Selon l'International Gay and Lesbian Human Rights
Commission, basée à New York, l'Irak, où aucune loi n'interdit
l'homosexualité, est en proie à "une nouvelle vague de violence
anti-homosexuelle" initiée en février.
"Près de 40 personnes ont
été enlevées, brutalement torturées et tuées. Les autorités irakiennes
n'ont ni répondu ni condamné publiquement cette violence ciblée", qui
frappe essentiellement dans les zones à majorité chiite de Bagdad et
Bassora (sud), dénonce l'association dans un communiqué.

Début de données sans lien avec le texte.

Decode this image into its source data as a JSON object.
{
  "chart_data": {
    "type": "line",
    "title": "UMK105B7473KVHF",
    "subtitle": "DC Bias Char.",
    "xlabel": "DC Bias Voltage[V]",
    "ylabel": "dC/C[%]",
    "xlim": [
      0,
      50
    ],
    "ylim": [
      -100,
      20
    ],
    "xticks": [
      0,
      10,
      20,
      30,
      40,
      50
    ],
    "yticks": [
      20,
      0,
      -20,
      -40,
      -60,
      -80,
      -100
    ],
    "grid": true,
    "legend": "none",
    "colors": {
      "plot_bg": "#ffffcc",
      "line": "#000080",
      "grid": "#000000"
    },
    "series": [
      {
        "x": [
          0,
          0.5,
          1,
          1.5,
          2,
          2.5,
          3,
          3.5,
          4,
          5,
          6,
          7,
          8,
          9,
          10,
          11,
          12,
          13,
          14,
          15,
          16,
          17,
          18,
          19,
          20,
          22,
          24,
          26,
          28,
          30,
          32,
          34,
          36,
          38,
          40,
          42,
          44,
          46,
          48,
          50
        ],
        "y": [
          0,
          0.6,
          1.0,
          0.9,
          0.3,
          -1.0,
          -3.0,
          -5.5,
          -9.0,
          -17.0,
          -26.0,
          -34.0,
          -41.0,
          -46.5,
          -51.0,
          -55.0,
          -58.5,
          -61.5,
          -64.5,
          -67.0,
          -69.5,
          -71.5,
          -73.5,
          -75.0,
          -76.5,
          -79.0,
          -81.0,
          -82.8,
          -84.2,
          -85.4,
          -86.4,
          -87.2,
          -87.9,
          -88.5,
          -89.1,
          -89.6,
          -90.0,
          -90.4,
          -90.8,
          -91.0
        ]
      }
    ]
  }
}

"Un groupe militant chiite est considéré comme l'auteur de ces atrocités", ajoute l'association.
Pour
l'Organisation pour la liberté des femmes en Irak, certaines milices
islamistes "décrètent la peine de mort contre quiconque ne correspond
pas" à la définition traditionnelle de la famille -- un homme, une femme
-- considérée comme "la pierre angulaire d'une société islamique
pieuse".
Selon elle, "42 homosexuels ont été torturés et tués
jusqu'à présent, la plupart avec des blocs de béton, et certains
démembrés".
Selon des habitants du bastion chiite de Sadr City
interrogés par l'AFP, "une liste de 22 noms d'adolescents a été affichée
ces derniers jours dans la rue principale de Sadr City, appelant les
familles à prendre soin de leurs fils, sans quoi ils seraient punis".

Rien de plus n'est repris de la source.